The prophet Hosea expressed the most important thing about God and man, and it is in his words that Jesus Christ addresses his contemporaries and all of us: But go ye and learn what that meaneth, I will have mercy, and not sacrifice (Matthew 9:13). The Almighty wants us to have mercy on the people around us – people of all nationalities and faiths – and without it, there is no point in going to church, lighting candles, bowing and even banging our heads against the floor. Pharisees and hypocrites were doing all this and were harshly condemned by Christ. Alas! There are many of these among Christians as well (regrettably, there seems to be no shortage of such people). The Prophet Hosea makes us re-evaluate our path and our spiritual condition again and again.
Alexander Men, Messengers of the Kingdom of God: Bible prophets from Amos to the Restoration (VIII-IV centuries BC). Moscow, 1992 (the best work on the biblical prophets in Russian; contains a detailed bibliography on this topic).
How to read the Bible: A Guide to Reading Old and New Testament Books. Part 2, Moscow, 1998 (pp. 432-444).
Sergei Averintsev, Hebrew Literature // History of World Literature. Moscow, 1983, vol. 1, pp. 274-278, 284-286.
1 “Prophet Writers” is not a very precise but technically convenient term for a plethora of prophets (beginning with Amos), whose books (often supplemented with the texts of anonymous prophets) were included in the Old Testament. The conclusion of their prophecies about the coming of the New Covenant (Jeremiah 31:31-34), which, unlike the Old Testament, would be concluded directly with all people by the suffering Messiah (Isaiah 53), is to be found in the words of John the Baptist, who pointed to the One in whom the meaning of the Old Testament history was embodied, Behold the Lamb of God, which taketh away the sin of the world (John 1:29).
2 For example, we read in the famous Decalogue of Moses, I the LORD thy God am a jealous God, visiting the iniquity of the fathers upon the children unto the third and fourth generation of them that hate me (Exodus 20:5). Here the tribal (collectivistic unconscious) worldview is also expressed, where an individual is worth nothing. This view of God was strongly rejected by the “Great Teachers of Humanity” in the Axial Age (8th-3rd centuries BC), as defined by the philosopher Karl Jaspers. The biblical prophets occupy an exceptional place among them. The prophets strongly affirm the personal responsibility of every man before God and his immutable value in the eyes of the Creator. Thus, the Prophet Ezekiel (6th century BC) asks his contemporaries, What mean ye, that ye use this proverb concerning the land of Israel, saying, The fathers have eaten sour grapes, and the children’s teeth are set on edge? As I live, saith the Lord GOD, ye shall not have occasion any more to use this proverb in Israel.
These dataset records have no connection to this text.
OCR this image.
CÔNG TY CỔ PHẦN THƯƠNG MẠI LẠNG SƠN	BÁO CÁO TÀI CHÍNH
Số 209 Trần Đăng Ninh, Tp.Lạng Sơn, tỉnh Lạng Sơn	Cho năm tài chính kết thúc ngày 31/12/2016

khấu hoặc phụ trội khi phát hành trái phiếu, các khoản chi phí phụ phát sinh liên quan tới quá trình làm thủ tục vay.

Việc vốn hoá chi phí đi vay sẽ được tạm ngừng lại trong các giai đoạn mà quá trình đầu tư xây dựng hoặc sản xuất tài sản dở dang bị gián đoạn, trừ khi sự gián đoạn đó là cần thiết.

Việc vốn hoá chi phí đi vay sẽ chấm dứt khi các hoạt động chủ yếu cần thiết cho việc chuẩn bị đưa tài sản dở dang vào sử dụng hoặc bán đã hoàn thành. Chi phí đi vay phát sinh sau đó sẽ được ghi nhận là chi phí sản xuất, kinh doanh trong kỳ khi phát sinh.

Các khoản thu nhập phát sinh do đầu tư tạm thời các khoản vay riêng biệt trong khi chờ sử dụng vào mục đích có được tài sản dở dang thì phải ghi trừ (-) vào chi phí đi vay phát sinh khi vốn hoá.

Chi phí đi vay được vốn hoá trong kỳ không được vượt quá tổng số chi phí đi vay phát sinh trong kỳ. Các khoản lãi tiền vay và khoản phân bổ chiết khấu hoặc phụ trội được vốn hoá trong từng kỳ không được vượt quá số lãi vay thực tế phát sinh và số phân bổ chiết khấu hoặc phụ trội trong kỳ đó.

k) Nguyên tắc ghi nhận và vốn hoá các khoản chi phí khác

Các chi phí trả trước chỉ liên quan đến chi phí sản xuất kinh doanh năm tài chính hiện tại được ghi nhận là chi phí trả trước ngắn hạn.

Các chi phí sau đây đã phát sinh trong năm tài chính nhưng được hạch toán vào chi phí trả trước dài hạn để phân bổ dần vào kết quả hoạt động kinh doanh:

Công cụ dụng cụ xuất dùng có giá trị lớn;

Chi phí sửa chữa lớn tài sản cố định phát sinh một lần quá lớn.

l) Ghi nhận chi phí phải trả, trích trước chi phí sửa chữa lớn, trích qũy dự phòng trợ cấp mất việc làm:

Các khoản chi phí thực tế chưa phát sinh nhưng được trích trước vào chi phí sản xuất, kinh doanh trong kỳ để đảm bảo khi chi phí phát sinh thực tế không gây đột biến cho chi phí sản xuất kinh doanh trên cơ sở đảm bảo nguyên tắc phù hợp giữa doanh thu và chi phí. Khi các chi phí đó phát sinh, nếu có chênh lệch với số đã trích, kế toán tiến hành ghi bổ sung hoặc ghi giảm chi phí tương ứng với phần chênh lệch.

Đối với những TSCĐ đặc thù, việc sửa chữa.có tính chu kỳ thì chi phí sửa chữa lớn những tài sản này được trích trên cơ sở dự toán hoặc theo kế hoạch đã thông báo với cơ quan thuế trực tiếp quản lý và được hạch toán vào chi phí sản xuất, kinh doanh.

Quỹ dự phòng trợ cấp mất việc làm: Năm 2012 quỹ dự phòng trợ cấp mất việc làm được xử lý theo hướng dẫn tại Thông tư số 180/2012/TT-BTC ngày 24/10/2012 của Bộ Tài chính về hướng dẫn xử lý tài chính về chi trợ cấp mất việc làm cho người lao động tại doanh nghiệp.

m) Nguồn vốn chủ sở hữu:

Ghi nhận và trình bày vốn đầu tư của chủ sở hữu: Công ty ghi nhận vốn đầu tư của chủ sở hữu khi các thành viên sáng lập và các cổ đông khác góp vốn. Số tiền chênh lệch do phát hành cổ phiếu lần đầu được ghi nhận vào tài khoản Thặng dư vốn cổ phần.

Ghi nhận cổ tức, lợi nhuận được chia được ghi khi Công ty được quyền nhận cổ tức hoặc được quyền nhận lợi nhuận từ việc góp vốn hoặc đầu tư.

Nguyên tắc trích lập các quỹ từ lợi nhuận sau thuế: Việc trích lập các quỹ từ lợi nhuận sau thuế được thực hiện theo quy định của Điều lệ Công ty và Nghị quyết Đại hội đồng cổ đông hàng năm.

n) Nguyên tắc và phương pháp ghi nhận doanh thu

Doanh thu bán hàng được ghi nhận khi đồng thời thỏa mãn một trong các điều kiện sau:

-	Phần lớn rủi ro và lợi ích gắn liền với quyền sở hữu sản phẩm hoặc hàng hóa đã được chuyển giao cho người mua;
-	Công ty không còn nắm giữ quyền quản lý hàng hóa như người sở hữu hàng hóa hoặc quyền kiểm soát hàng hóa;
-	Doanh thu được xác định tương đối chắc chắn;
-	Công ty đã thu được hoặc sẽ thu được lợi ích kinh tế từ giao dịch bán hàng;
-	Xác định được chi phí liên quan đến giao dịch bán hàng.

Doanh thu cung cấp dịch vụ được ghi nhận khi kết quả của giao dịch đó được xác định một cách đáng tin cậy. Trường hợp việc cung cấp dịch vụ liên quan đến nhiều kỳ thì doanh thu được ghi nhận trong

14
The son shall not bear the iniquity of the father, neither shall the father bear the iniquity of the son (Ezekiel 18:2-3, 20; cf. Jer. 31:29-30). And elsewhere, Have I any pleasure at all that the wicked should die? saith the Lord GOD: and not that he should return from his ways, and live? (Ezekiel 18:23). The pinnacle of this worldview is in the Savior’s parables about the lost sheep, the lost drachma and others (after all, those parables are about people, not animals and things).